I am happy to share another study about a region I know little about: The Gran Chaco.
The Gran Chaco is a massive plain that encompasses north-central Argentina, western Paraguay, southeast Bolivia, and a small part of Brazil. There appear to be some uncertainties about how large the Chaco is, but the general range of figures is between 800,000 – 1.1 million km2 (Prado, 1993; Romero-Muñoz et al., 2018). That is more than twice the size of California (WWF, 2018).
Despite its vastness, the Chaco is undergoing rapid deforestation and defaunation (loss of medium and large wildlife); largely driven by the expansion of agriculture (WWF, 2018; Romero-Muñoz et al., 2018; The Nature Conservancy, 2018). The Chaco’s top predator, the jaguar (Panthera onca), is one of the creatures under threat.
Alfredo Romero-Muñoz and his colleagues set out to map the extent of the jaguar’s habitat degradation in the Gran Chaco between 1985-2013. In addition, they sought to determine whether hunting or habitat loss were most responsible for the cats’ decline in the region.
Hunting and habitat loss often intersect. When a patch of forest is cleared, for example, jaguars then have less cover and natural prey; making them more vulnerable to human hunting and conflict with people. Furthermore, the extension of roads into remote locations gives hunters access to harder-to-reach places.
However, excessive hunting can deplete an area of its large mammals before habitat loss does (Galetti & Dirzo, 2013; Jorge, Galetti Ribeiro, & Ferraz, 2013; Thoisy et al., 2016). To determine how habitat loss and hunting interact in the Chaco, Romero-Muñoz et al. (2018) mapped the expansion of both threats over the same time period (1985-2013). Theirs was the first study to do so.
To obtain their findings, the researchers amassed a large amount of data concerning: jaguar occurrences in the Chaco, predictors of key resources that determined the quality of jaguar habitat, and where people had killed jaguars. They used a machine learning approach to determine how threats to jaguars had changed over time (Romero-Muñoz et al., 2018).
Romero-Muñoz et al.’s (2018) results were both alarming and hopeful. For one, they found that jaguars had lost a huge amount of habitat between 1985-2013. Jaguar core areas – which are habitat patches with plentiful resources and low hunting pressure – declined by 33%. That comes out to 82,400 km2, or an area the size of Austria (Romero-Muñoz et al., 2018).
Habitat fragmentation also increased between 1985-2013, which makes jaguars more vulnerable to inbreeding depression and human hunting.
Concerning hunting, Romero-Muñoz et al. (2018) found that ‘sinks’ and ‘attractive sinks’ (areas where jaguars are more likely to be killed by humans) both grew by about 27% during their study period (p. 8). Most of the jaguar’s range in the Chaco consisted of sinks and attractive sinks by 2013.

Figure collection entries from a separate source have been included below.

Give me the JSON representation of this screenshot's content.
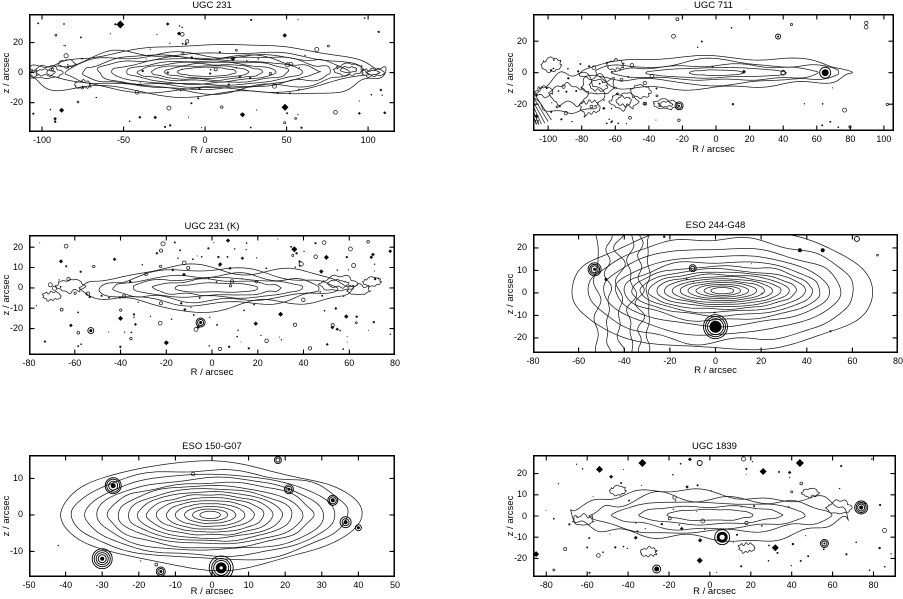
{
  "figure": {
    "background": "#ffffff",
    "ink": "#000000"
  },
  "chart_data": {
    "type": "contour",
    "layout": {
      "rows": 3,
      "cols": 2,
      "grid": "off",
      "frame": "box with inward ticks"
    },
    "panels": [
      {
        "title": "UGC 231",
        "xlabel": "R / arcsec",
        "ylabel": "z / arcsec",
        "xlim": [
          -108,
          116.5
        ],
        "ylim": [
          -39.5,
          39
        ],
        "xticks": [
          -100,
          -50,
          0,
          50,
          100
        ],
        "yticks": [
          -20,
          0,
          20
        ],
        "galaxy": {
          "cx": 1,
          "cy": 0.5,
          "seed": 101,
          "wobble_x": 0.06,
          "wobble_y": 0.5,
          "contours": [
            [
              110,
              15
            ],
            [
              96,
              13
            ],
            [
              86,
              11.8
            ],
            [
              77,
              10.6
            ],
            [
              68,
              9.5
            ],
            [
              59,
              8.4
            ],
            [
              50,
              7.3
            ],
            [
              42,
              6.2
            ],
            [
              34,
              5.1
            ],
            [
              26,
              4.0
            ],
            [
              18,
              3.0
            ]
          ]
        },
        "patches": [
          [
            -98,
            0,
            10,
            4
          ],
          [
            -108,
            -1,
            5,
            3
          ],
          [
            -85,
            6,
            5,
            2.5
          ],
          [
            88,
            2,
            9,
            3.5
          ],
          [
            103,
            0,
            7,
            2.5
          ],
          [
            -75,
            -8,
            5,
            2.5
          ]
        ],
        "speckles": [
          {
            "x0": -106,
            "x1": 114,
            "y0": -37,
            "y1": 37,
            "count": 95,
            "seed": 11
          }
        ],
        "diamonds": [
          [
            -52,
            32,
            4
          ],
          [
            49,
            -23,
            3.5
          ],
          [
            -88,
            -25,
            2.5
          ],
          [
            23,
            -28,
            2.5
          ],
          [
            -16,
            26,
            2
          ]
        ],
        "stars": [
          {
            "x": -112,
            "y": -25,
            "core": 3,
            "rings": [
              5,
              7
            ]
          }
        ]
      },
      {
        "title": "UGC 711",
        "xlabel": "R / arcsec",
        "ylabel": "z / arcsec",
        "xlim": [
          -109,
          106
        ],
        "ylim": [
          -37,
          37.3
        ],
        "xticks": [
          -100,
          -80,
          -60,
          -40,
          -20,
          0,
          20,
          40,
          60,
          80,
          100
        ],
        "yticks": [
          -20,
          0,
          20
        ],
        "galaxy": {
          "cx": 0,
          "cy": 0,
          "seed": 202,
          "wobble_x": 0.05,
          "wobble_y": 0.45,
          "contours": [
            [
              80,
              10
            ],
            [
              73,
              6.5
            ],
            [
              62,
              4.5
            ],
            [
              42,
              3
            ],
            [
              16,
              1.8
            ]
          ]
        },
        "patches": [
          [
            -88,
            -14,
            20,
            12
          ],
          [
            -70,
            -8,
            10,
            6
          ],
          [
            -55,
            -18,
            8,
            5
          ],
          [
            -98,
            5,
            6,
            4
          ],
          [
            -75,
            -22,
            6,
            4
          ],
          [
            -60,
            5,
            5,
            3
          ],
          [
            -45,
            -12,
            6,
            4
          ],
          [
            -30,
            -20,
            7,
            3
          ],
          [
            -102,
            -12,
            5,
            3
          ]
        ],
        "speckles": [
          {
            "x0": -107,
            "x1": -35,
            "y0": -33,
            "y1": 10,
            "count": 55,
            "seed": 22
          },
          {
            "x0": -35,
            "x1": 104,
            "y0": -35,
            "y1": 35,
            "count": 22,
            "seed": 23
          }
        ],
        "diamonds": [],
        "hatch": [
          [
            -108.5,
            -13,
            -98,
            -30
          ],
          [
            -108.5,
            -16,
            -100,
            -31
          ],
          [
            -108.5,
            -19,
            -102,
            -32
          ],
          [
            -108.5,
            -22,
            -104,
            -32.5
          ],
          [
            -108.5,
            -25,
            -105.5,
            -33
          ],
          [
            -108.5,
            -28,
            -107,
            -33
          ]
        ],
        "stars": [
          {
            "x": 65,
            "y": 0,
            "core": 3.5,
            "rings": [
              5.5
            ]
          },
          {
            "x": -22,
            "y": -21,
            "core": 1,
            "rings": [
              2.5,
              4
            ]
          },
          {
            "x": 37,
            "y": 23,
            "core": 1,
            "rings": [
              2.5
            ]
          },
          {
            "x": 40,
            "y": 0,
            "rings": [
              2.2
            ]
          }
        ]
      },
      {
        "title": "UGC 231 (K)",
        "xlabel": "R / arcsec",
        "ylabel": "z / arcsec",
        "xlim": [
          -80,
          80
        ],
        "ylim": [
          -33,
          26
        ],
        "xticks": [
          -80,
          -60,
          -40,
          -20,
          0,
          20,
          40,
          60,
          80
        ],
        "yticks": [
          -20,
          -10,
          0,
          10,
          20
        ],
        "galaxy": {
          "cx": 2,
          "cy": 0,
          "seed": 303,
          "wobble_x": 0.08,
          "wobble_y": 0.65,
          "contours": [
            [
              60,
              8.5
            ],
            [
              52,
              7.2
            ],
            [
              45,
              6
            ],
            [
              37,
              4.8
            ],
            [
              28,
              3.6
            ],
            [
              18,
              2.4
            ]
          ]
        },
        "patches": [
          [
            55,
            2,
            8,
            3.5
          ],
          [
            64,
            -1,
            5,
            2.5
          ],
          [
            -62,
            1,
            6,
            3
          ],
          [
            70,
            3,
            4,
            2
          ],
          [
            -70,
            -4,
            4,
            2
          ]
        ],
        "speckles": [
          {
            "x0": -78,
            "x1": 78,
            "y0": -31,
            "y1": 24,
            "count": 150,
            "seed": 33
          }
        ],
        "diamonds": [
          [
            36,
            19,
            3
          ],
          [
            50,
            15,
            2.5
          ],
          [
            -66,
            13,
            2
          ],
          [
            30,
            -13,
            2.5
          ],
          [
            -40,
            -15,
            2.5
          ],
          [
            -20,
            -27,
            2.5
          ]
        ],
        "stars": [
          {
            "x": -5,
            "y": -17,
            "core": 1.5,
            "rings": [
              3,
              4.5
            ]
          },
          {
            "x": -53,
            "y": -21,
            "core": 1.5,
            "rings": [
              3
            ]
          }
        ]
      },
      {
        "title": "ESO 244-G48",
        "xlabel": "R / arcsec",
        "ylabel": "z / arcsec",
        "xlim": [
          -80,
          80
        ],
        "ylim": [
          -26.7,
          26.2
        ],
        "xticks": [
          -80,
          -60,
          -40,
          -20,
          0,
          20,
          40,
          60,
          80
        ],
        "yticks": [
          -20,
          -10,
          0,
          10,
          20
        ],
        "galaxy": {
          "cx": 3,
          "cy": 1,
          "seed": 404,
          "wobble_x": 0.025,
          "wobble_y": 0.12,
          "contours": [
            [
              66,
              27
            ],
            [
              58,
              23
            ],
            [
              52,
              19
            ],
            [
              47,
              15.5
            ],
            [
              43,
              13
            ],
            [
              39.5,
              11
            ],
            [
              36,
              9.5
            ],
            [
              32.5,
              8.2
            ],
            [
              29,
              7.1
            ],
            [
              25.5,
              6.1
            ],
            [
              22,
              5.2
            ],
            [
              18.5,
              4.4
            ],
            [
              15,
              3.6
            ],
            [
              11.5,
              2.8
            ],
            [
              8,
              2.1
            ],
            [
              5,
              1.4
            ]
          ]
        },
        "vlines": [
          {
            "x": -52,
            "amp": 2,
            "seed": 41
          },
          {
            "x": -47,
            "amp": 2.5,
            "seed": 42
          },
          {
            "x": -42,
            "amp": 3,
            "seed": 43
          },
          {
            "x": -37,
            "amp": 3,
            "seed": 44
          },
          {
            "x": -33,
            "amp": 2.5,
            "seed": 45
          },
          {
            "x": -29.5,
            "amp": 2,
            "seed": 46
          }
        ],
        "speckles": [
          {
            "x0": -75,
            "x1": 75,
            "y0": -25,
            "y1": 25,
            "count": 8,
            "seed": 44
          }
        ],
        "diamonds": [],
        "stars": [
          {
            "x": 0,
            "y": -15,
            "core": 6,
            "rings": [
              8,
              10,
              12
            ]
          },
          {
            "x": -53,
            "y": 10.5,
            "core": 1.5,
            "rings": [
              3.5,
              5,
              6.5
            ]
          },
          {
            "x": -48,
            "y": 6,
            "core": 1.5
          },
          {
            "x": -10,
            "y": 11,
            "rings": [
              2,
              3.5
            ]
          },
          {
            "x": 37,
            "y": 19,
            "core": 2
          },
          {
            "x": 47,
            "y": 19,
            "core": 2
          },
          {
            "x": 62,
            "y": 24,
            "rings": [
              2.5
            ]
          }
        ]
      },
      {
        "title": "ESO 150-G07",
        "xlabel": "R / arcsec",
        "ylabel": "z / arcsec",
        "xlim": [
          -50,
          50
        ],
        "ylim": [
          -17,
          16.4
        ],
        "xticks": [
          -50,
          -40,
          -30,
          -20,
          -10,
          0,
          10,
          20,
          30,
          40,
          50
        ],
        "yticks": [
          -10,
          0,
          10
        ],
        "galaxy": {
          "cx": -0.5,
          "cy": 0,
          "seed": 505,
          "wobble_x": 0.03,
          "wobble_y": 0.1,
          "contours": [
            [
              41,
              14
            ],
            [
              37.5,
              12.3
            ],
            [
              34,
              11
            ],
            [
              31,
              9.9
            ],
            [
              28,
              8.9
            ],
            [
              25.2,
              8
            ],
            [
              22.5,
              7.1
            ],
            [
              19.8,
              6.3
            ],
            [
              17.2,
              5.5
            ],
            [
              14.6,
              4.7
            ],
            [
              12,
              3.9
            ],
            [
              9.5,
              3.1
            ],
            [
              7,
              2.3
            ],
            [
              4.8,
              1.6
            ],
            [
              2.8,
              1.0
            ]
          ]
        },
        "speckles": [
          {
            "x0": -48,
            "x1": 48,
            "y0": -15,
            "y1": 15,
            "count": 5,
            "seed": 55
          }
        ],
        "diamonds": [],
        "stars": [
          {
            "x": 2.5,
            "y": -14.5,
            "core": 5.5,
            "hole": 1.6,
            "rings": [
              7.5,
              9.5,
              12
            ]
          },
          {
            "x": -27,
            "y": 8,
            "core": 2.5,
            "rings": [
              4.5,
              6.5,
              8
            ]
          },
          {
            "x": 21,
            "y": 7,
            "core": 1.5,
            "rings": [
              3,
              4.5
            ]
          },
          {
            "x": 33,
            "y": 4,
            "core": 2,
            "rings": [
              3.5,
              5
            ]
          },
          {
            "x": 36.5,
            "y": -2,
            "core": 2,
            "rings": [
              3.5,
              5.5
            ]
          },
          {
            "x": 40,
            "y": -3.5,
            "core": 1.5,
            "rings": [
              3
            ]
          },
          {
            "x": -30,
            "y": -12,
            "core": 2,
            "rings": [
              4,
              6,
              8,
              10
            ]
          },
          {
            "x": -14,
            "y": -15.5,
            "core": 1.5,
            "rings": [
              3,
              4.5
            ]
          },
          {
            "x": 18,
            "y": 15,
            "rings": [
              2,
              3.5
            ]
          }
        ]
      },
      {
        "title": "UGC 1839",
        "xlabel": "R / arcsec",
        "ylabel": "z / arcsec",
        "xlim": [
          -86.5,
          91
        ],
        "ylim": [
          -28.8,
          28.8
        ],
        "xticks": [
          -80,
          -60,
          -40,
          -20,
          0,
          20,
          40,
          60,
          80
        ],
        "yticks": [
          -20,
          -10,
          0,
          10,
          20
        ],
        "galaxy": {
          "cx": 0,
          "cy": 0.5,
          "seed": 606,
          "wobble_x": 0.07,
          "wobble_y": 0.55,
          "contours": [
            [
              68,
              10.5
            ],
            [
              58,
              8.2
            ],
            [
              47,
              6.2
            ],
            [
              35,
              4.2
            ],
            [
              21,
              2.6
            ]
          ]
        },
        "patches": [
          [
            63,
            4,
            6,
            3
          ],
          [
            -62,
            -2,
            5,
            2.5
          ],
          [
            49,
            11,
            4,
            2
          ],
          [
            -45,
            12,
            4,
            2
          ],
          [
            18,
            -15,
            4,
            2
          ],
          [
            -30,
            -17,
            4,
            2
          ]
        ],
        "speckles": [
          {
            "x0": -84,
            "x1": 89,
            "y0": -27,
            "y1": 27,
            "count": 85,
            "seed": 66
          }
        ],
        "diamonds": [
          [
            -54,
            22,
            3.5
          ],
          [
            -33,
            25,
            4
          ],
          [
            44,
            25,
            4
          ],
          [
            26,
            21,
            3.5
          ],
          [
            32,
            -15,
            3.5
          ],
          [
            -5,
            -21,
            3
          ],
          [
            -85,
            -18,
            3
          ]
        ],
        "stars": [
          {
            "x": 6,
            "y": -10,
            "core": 5.5,
            "hole": 2.6,
            "rings": [
              7.5
            ]
          },
          {
            "x": 74,
            "y": 4,
            "core": 2,
            "rings": [
              3.5,
              5,
              6.5
            ]
          },
          {
            "x": 56,
            "y": -13,
            "core": 1,
            "rings": [
              2.5,
              4
            ]
          },
          {
            "x": -5,
            "y": 25,
            "rings": [
              2.5
            ]
          },
          {
            "x": -26,
            "y": -25,
            "core": 2.5,
            "rings": [
              4
            ]
          }
        ]
      }
    ]
  }
}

Based on these results, hunting has expanded faster than habitat loss in the Chaco. By 2013, hunting impacted an area 20% larger than low resource availability – although the two threats acted together over 29% of the jaguar’s range (Romero-Muñoz et al., 2018, p. 11). But there is still time to act.
A substantial portion of jaguar core habitat remains in the Chaco, mostly close to international borders. At the same time, only 9.1% of the Chaco is formally protected. Since protected areas (especially large ones) lost proportionally less jaguar habitat than unprotected areas, this presents an opportunity.
Establishing reserves along international borders would strengthen the Chaco’s protected area network, and it could also bolster habitat connectivity in the region.
Moreover, hunting appears to be the primary threat to jaguars in the Chaco. This can be addressed. Working with local people to increase tolerance for jaguars, discouraging hunting, and expanding protected areas could all reduce the pressure on jaguars.
In summary, Romero-Muñoz et al. (2018) learned that jaguars are faring worse in the Chaco than previously thought; areas with low resource availability and high hunting pressure both expanded considerably between 1985-2013. Luckily, all is not lost. By quickly establishing protected areas along international borders and reducing hunting, the Chaco’s jaguars can still be saved.